Meskipun itu adalah ikan air tawar yang tumbuh hingga sebesar itu, dagingnya tidak amis atau kering.
Cara memanggang ini sedikit berbeda dari cara Mag memanggang di restoran. Namun, bahkan tanpa saus dan terus dimasak di atas api arang, ikan itu tetap memiliki cita rasa panggang yang unik.
Ikan panggang itu habis dalam sekejap. Mereka menutup makan dengan semangka dingin, dan hidup terasa lengkap saat itu.
“Ikan panggangnya enak sekali. Ayah, aku mau lagi,” kata Amy kepada Mag dengan penuh harap setelah ia menghabiskan ikan di piringnya.
“Meong~”
“Oong~”
Si Bebek Jelek dan Ah Zi telah kembali ke rak panggangan, dan juga menatap Mag dengan penuh harap.
“Ini.” Mag memotong beberapa potong daging untuk mereka sambil tersenyum lagi. Ikan sepanjang lima meter itu hampir habis; sebagian besar telah masuk ke perut Ah Zi dan Si Bebek Jelek.
“Meong~”
Si Bebek Jelek, yang perutnya besar dan bulat setelah pesta makan, berbaring telentang di atas batu sambil menjilat mulutnya dengan puas. Ini adalah pertama kalinya ia merasakan kenyang sejak lahir. Sungguh perasaan yang menyenangkan.

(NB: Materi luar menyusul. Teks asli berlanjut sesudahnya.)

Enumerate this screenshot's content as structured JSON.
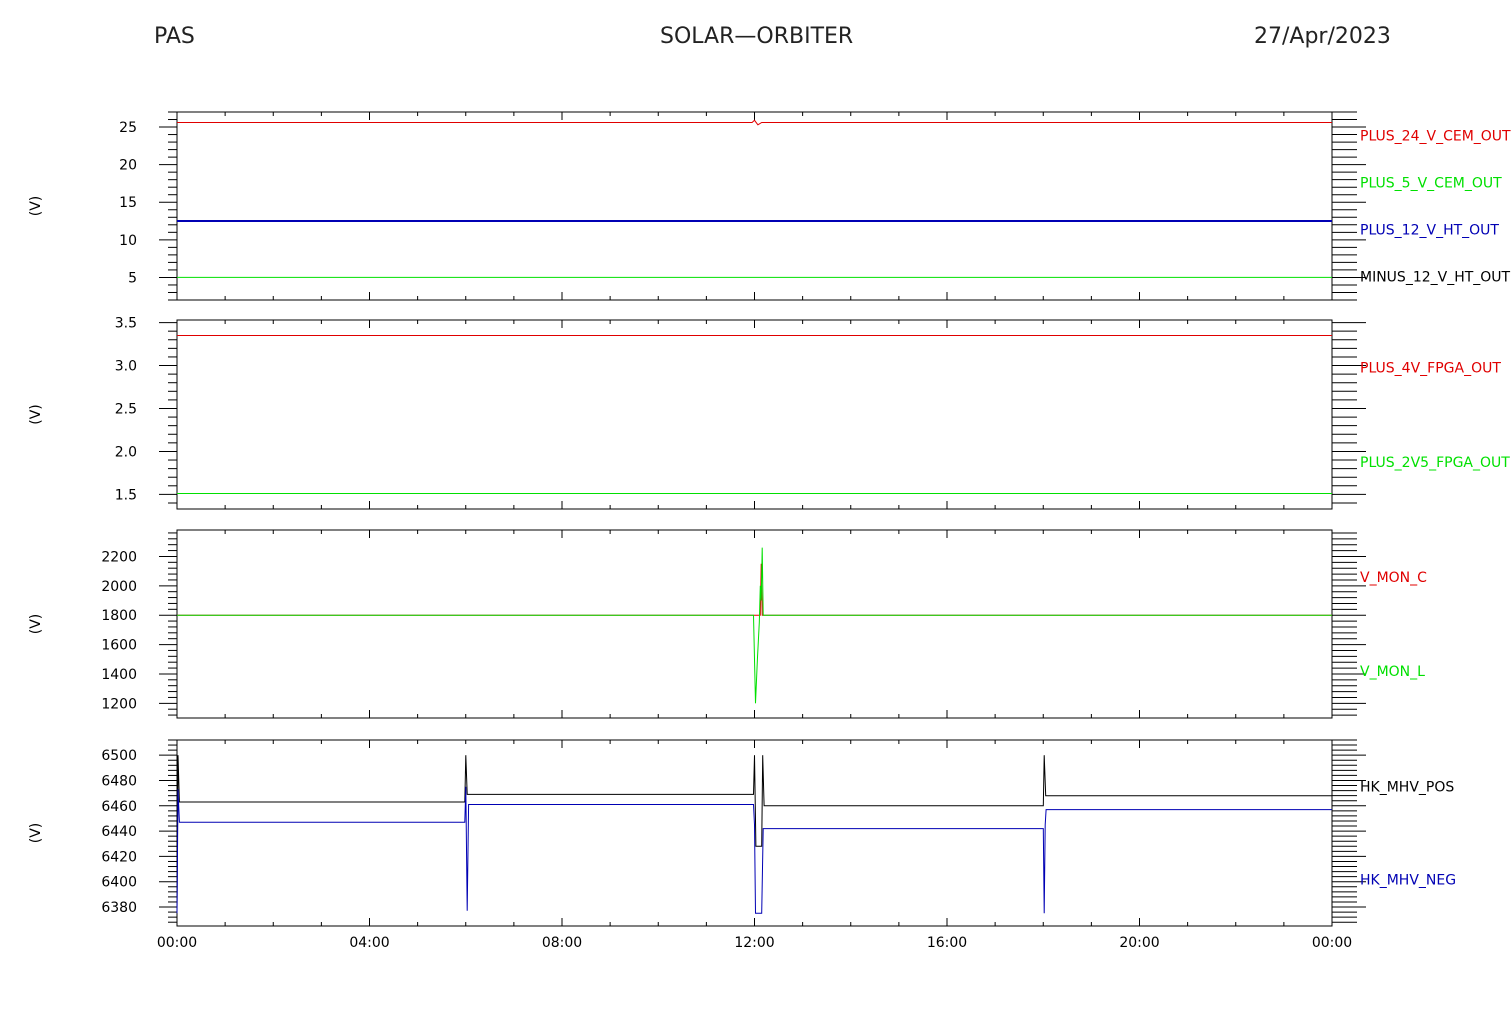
{
  "header": {
    "left": "PAS",
    "center": "SOLAR—ORBITER",
    "right": "27/Apr/2023"
  },
  "colors": {
    "red": "#e00000",
    "green": "#00e000",
    "blue": "#0000b4",
    "black": "#000000"
  },
  "chart_data": [
    {
      "type": "line",
      "ylabel": "(V)",
      "ylim": [
        2,
        27
      ],
      "yticks": [
        5,
        10,
        15,
        20,
        25
      ],
      "ytick_labels": [
        "5",
        "10",
        "15",
        "20",
        "25"
      ],
      "legend": [
        {
          "name": "PLUS_24_V_CEM_OUT",
          "color": "red"
        },
        {
          "name": "PLUS_5_V_CEM_OUT",
          "color": "green"
        },
        {
          "name": "PLUS_12_V_HT_OUT",
          "color": "blue"
        },
        {
          "name": "MINUS_12_V_HT_OUT",
          "color": "black"
        }
      ],
      "series": [
        {
          "name": "PLUS_24_V_CEM_OUT",
          "color": "red",
          "points": [
            [
              0,
              25.6
            ],
            [
              11.95,
              25.6
            ],
            [
              12.0,
              25.9
            ],
            [
              12.07,
              25.3
            ],
            [
              12.15,
              25.6
            ],
            [
              24,
              25.6
            ]
          ]
        },
        {
          "name": "PLUS_5_V_CEM_OUT",
          "color": "green",
          "points": [
            [
              0,
              5.0
            ],
            [
              24,
              5.0
            ]
          ]
        },
        {
          "name": "PLUS_12_V_HT_OUT",
          "color": "blue",
          "width": 2,
          "points": [
            [
              0,
              12.5
            ],
            [
              24,
              12.5
            ]
          ]
        }
      ]
    },
    {
      "type": "line",
      "ylabel": "(V)",
      "ylim": [
        1.33,
        3.53
      ],
      "yticks": [
        1.5,
        2.0,
        2.5,
        3.0,
        3.5
      ],
      "ytick_labels": [
        "1.5",
        "2.0",
        "2.5",
        "3.0",
        "3.5"
      ],
      "legend": [
        {
          "name": "PLUS_4V_FPGA_OUT",
          "color": "red"
        },
        {
          "name": "PLUS_2V5_FPGA_OUT",
          "color": "green"
        }
      ],
      "series": [
        {
          "name": "PLUS_4V_FPGA_OUT",
          "color": "red",
          "points": [
            [
              0,
              3.35
            ],
            [
              24,
              3.35
            ]
          ]
        },
        {
          "name": "PLUS_2V5_FPGA_OUT",
          "color": "green",
          "points": [
            [
              0,
              1.51
            ],
            [
              24,
              1.51
            ]
          ]
        }
      ]
    },
    {
      "type": "line",
      "ylabel": "(V)",
      "ylim": [
        1100,
        2380
      ],
      "yticks": [
        1200,
        1400,
        1600,
        1800,
        2000,
        2200
      ],
      "ytick_labels": [
        "1200",
        "1400",
        "1600",
        "1800",
        "2000",
        "2200"
      ],
      "legend": [
        {
          "name": "V_MON_C",
          "color": "red"
        },
        {
          "name": "V_MON_L",
          "color": "green"
        }
      ],
      "series": [
        {
          "name": "V_MON_C",
          "color": "red",
          "points": [
            [
              0,
              1800
            ],
            [
              12.12,
              1800
            ],
            [
              12.14,
              2150
            ],
            [
              12.16,
              1800
            ],
            [
              24,
              1800
            ]
          ]
        },
        {
          "name": "V_MON_L",
          "color": "green",
          "points": [
            [
              0,
              1800
            ],
            [
              11.98,
              1800
            ],
            [
              12.02,
              1200
            ],
            [
              12.06,
              1500
            ],
            [
              12.1,
              1750
            ],
            [
              12.12,
              2000
            ],
            [
              12.14,
              1900
            ],
            [
              12.16,
              2260
            ],
            [
              12.18,
              1800
            ],
            [
              24,
              1800
            ]
          ]
        }
      ]
    },
    {
      "type": "line",
      "ylabel": "(V)",
      "ylim": [
        6365,
        6512
      ],
      "yticks": [
        6380,
        6400,
        6420,
        6440,
        6460,
        6480,
        6500
      ],
      "ytick_labels": [
        "6380",
        "6400",
        "6420",
        "6440",
        "6460",
        "6480",
        "6500"
      ],
      "xlim": [
        0,
        24
      ],
      "xticks": [
        0,
        4,
        8,
        12,
        16,
        20,
        24
      ],
      "xtick_labels": [
        "00:00",
        "04:00",
        "08:00",
        "12:00",
        "16:00",
        "20:00",
        "00:00"
      ],
      "legend": [
        {
          "name": "HK_MHV_POS",
          "color": "black"
        },
        {
          "name": "HK_MHV_NEG",
          "color": "blue"
        }
      ],
      "series": [
        {
          "name": "HK_MHV_POS",
          "color": "black",
          "points": [
            [
              0,
              6378
            ],
            [
              0.02,
              6500
            ],
            [
              0.05,
              6463
            ],
            [
              5.98,
              6463
            ],
            [
              6.0,
              6500
            ],
            [
              6.03,
              6469
            ],
            [
              11.98,
              6469
            ],
            [
              12.0,
              6500
            ],
            [
              12.03,
              6428
            ],
            [
              12.15,
              6428
            ],
            [
              12.17,
              6500
            ],
            [
              12.2,
              6460
            ],
            [
              18.0,
              6460
            ],
            [
              18.02,
              6500
            ],
            [
              18.05,
              6468
            ],
            [
              24,
              6468
            ]
          ]
        },
        {
          "name": "HK_MHV_NEG",
          "color": "blue",
          "points": [
            [
              0,
              6375
            ],
            [
              0.02,
              6473
            ],
            [
              0.05,
              6447
            ],
            [
              5.98,
              6447
            ],
            [
              6.0,
              6475
            ],
            [
              6.03,
              6377
            ],
            [
              6.06,
              6461
            ],
            [
              11.98,
              6461
            ],
            [
              12.0,
              6445
            ],
            [
              12.02,
              6375
            ],
            [
              12.15,
              6375
            ],
            [
              12.18,
              6442
            ],
            [
              18.0,
              6442
            ],
            [
              18.02,
              6375
            ],
            [
              18.04,
              6445
            ],
            [
              18.06,
              6457
            ],
            [
              24,
              6457
            ]
          ]
        }
      ]
    }
  ]
}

Ah Zi masih menggerogoti kepala ikan di sampingnya. Ini mungkin ikan yang besar bagi semua orang, tetapi sebenarnya tidak bisa membuatnya kenyang.

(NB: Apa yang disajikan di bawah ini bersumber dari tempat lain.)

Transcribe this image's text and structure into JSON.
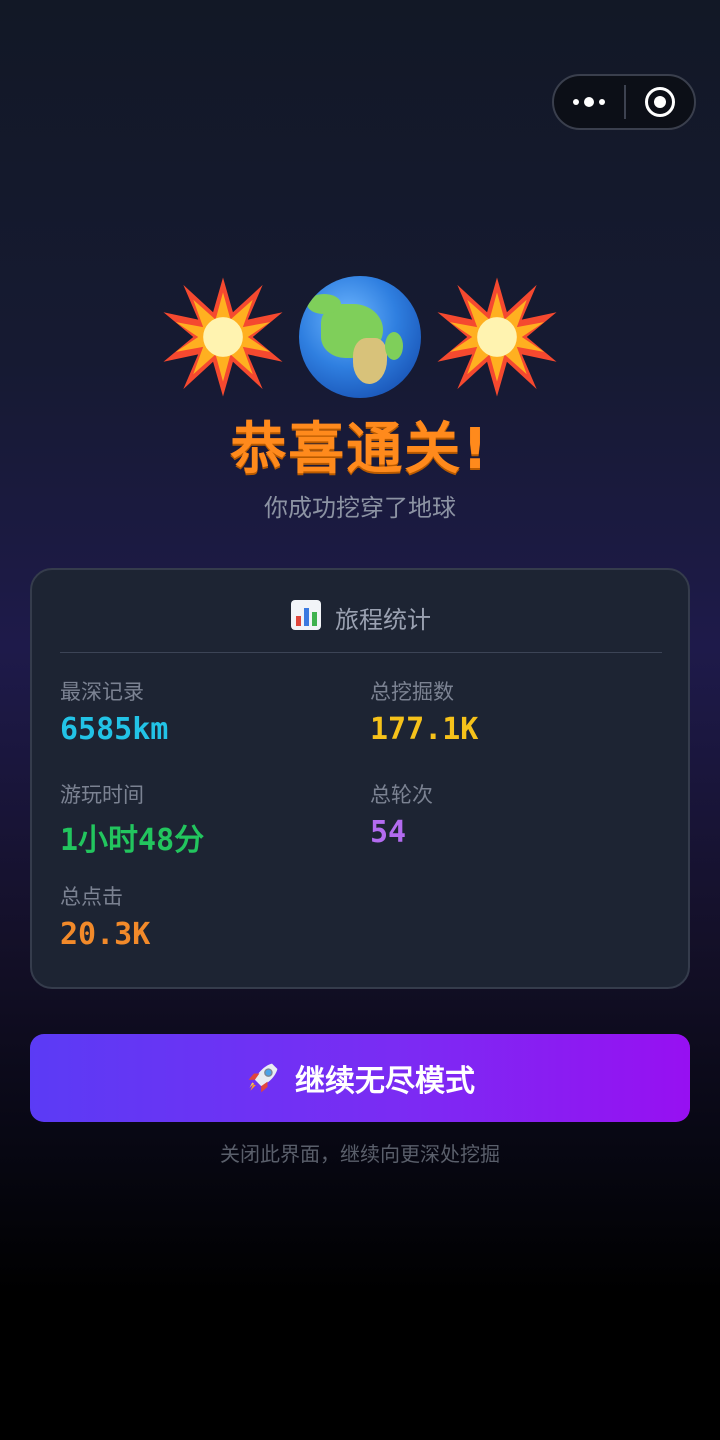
{
  "capsule": {
    "more_icon": "more-dots-icon",
    "close_icon": "close-target-icon"
  },
  "hero": {
    "left_icon": "explosion-icon",
    "center_icon": "earth-globe-icon",
    "right_icon": "explosion-icon",
    "title": "恭喜通关!",
    "subtitle": "你成功挖穿了地球"
  },
  "stats": {
    "header_icon": "bar-chart-icon",
    "header": "旅程统计",
    "items": [
      {
        "label": "最深记录",
        "value": "6585km",
        "color": "#22c3e6"
      },
      {
        "label": "总挖掘数",
        "value": "177.1K",
        "color": "#f6c21a"
      },
      {
        "label": "游玩时间",
        "value": "1小时48分",
        "color": "#22c55e"
      },
      {
        "label": "总轮次",
        "value": "54",
        "color": "#b36bf0"
      },
      {
        "label": "总点击",
        "value": "20.3K",
        "color": "#f28a2a"
      }
    ]
  },
  "cta": {
    "icon": "rocket-icon",
    "label": "继续无尽模式"
  },
  "hint": "关闭此界面，继续向更深处挖掘",
  "colors": {
    "title": "#ff8a1c",
    "card_bg": "#1d2433",
    "button_start": "#5b3bf5",
    "button_end": "#9710f2"
  }
}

Namun, ikan bakar rasanya jauh lebih enak daripada ikan mentah. Bahkan tulangnya pun terasa lezat.
Mag dan keluarganya sudah mulai menikmati buah-buahan mereka. Ada jus buah segar dingin dan buah-buahan yang baru dipetik ditemani semilir angin. Sungguh menenangkan.
“Sangat menyenangkan~ Bersendawa~,” kata Amy dengan gembira sambil menggigit semangka dingin.
Annie juga tersenyum sambil memegang segelas jus buah.
Mag memandang danau yang berkilauan, lalu ke Irina, Amy, dan Annie di sampingnya. Ia dikelilingi istri dan kedua putrinya di hari yang santai seperti ini. Kehidupan tanpa kekhawatiran memang sangat nyaman.
“Amy. Ayah dan Ibu ada sesuatu yang ingin mereka ceritakan kepadamu hari ini,” Mag memulai setelah melirik Irina.
Irina juga menatap Amy sambil tersenyum.
“Hm?” Amy duduk tegak dan menatap kedua orang dewasa itu dengan rasa ingin tahu. Ia menduga, “Mungkinkah aku akan menjadi kakak perempuan?”
Mag dan Irina langsung merasa malu bersamaan. Mereka tidak menyangka hal pertama yang dipikirkan si kecil adalah bayi lagi.
“Kamu tidak akan menjadi kakak perempuan. Ini hanya beberapa hal tentang ibu dan ayahmu. Ini juga sesuatu yang sering kamu tanyakan padaku di masa lalu.” Mag menggelengkan kepalanya sambil tersenyum.
Amy berkedip dan mendengarkan dengan serius.
“Aku Mag Alex. Ksatria nomor satu di Benua Norland. Dia adalah putri Hutan Angin, Irina, dan kau adalah putri kami, Amy Alex,” kata Mag dengan serius.